The Western Front’s Literary Collection Archive documents a successful series of literary events called Monday Night Readings. It began in January 1974 and curators included Gerry Gilbert, Mary Beth Knechtel, and Charles Watts and the Western Front archives from the period include Gladys Hindmarch, Carole Itter, Roy Kiyooka, Daphne Marlatt, Jamie Reid, Fred Wah, the Four Horsemen and many others.
In addition to a ‘reading from the archive’ selected by De’Ath, the event will feature a guest reading by poet Dorothy Trujillo Lusk and archival appearances by: Kathy Acker, bill bissett, Gerald Creed, Peter Culley, Jeff Derksen, Deanna Ferguson, Maxine Gadd, Gladys Hindmarch, Roy Kiyooka, Monica Holden Lawrence, Steve MacCaffery, Susan Musgrave, bpNichol, Jamie Reid, Lisa Robertson, Nancy Shaw, Sharon Thesen, Fred Wah, Anne Waldman and Tom Wayman.
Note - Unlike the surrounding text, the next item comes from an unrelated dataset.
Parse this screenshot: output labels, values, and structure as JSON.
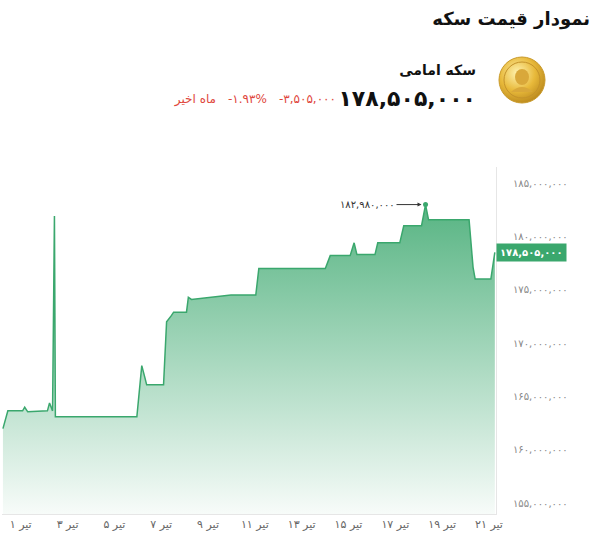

This launch also marks a couple interesting milestones:
First of all, the launch is part of the inaugural Vancouver Independent Archives Week. An initiative of grunt gallery, VIVO Media Arts Centre, and Western Front (with support from the Vancouver Foundation) the event aims to build direct community awareness and interaction with artist-run centre (ARC) archives in the Vancouver. The inaugural week-long event runs from November 22–28, 2015, and a full list of events can be found at archivesweek.ca.
Secondly, the Literary Collection Archive is the pilot project for Western Front’s in-house video digitization program. The current media archive is at risk due to obsolete formats and deteriorating tape stocks. But preservation, digitization, and storage cost money. To help preserve their huge archive, they have been raising funds through the Minute By Minute campaign. Supporters can donate dollar amounts—for example, $25 supports 5 minutes of footage—which directly help the works to be restored, digitized, and made publicly available.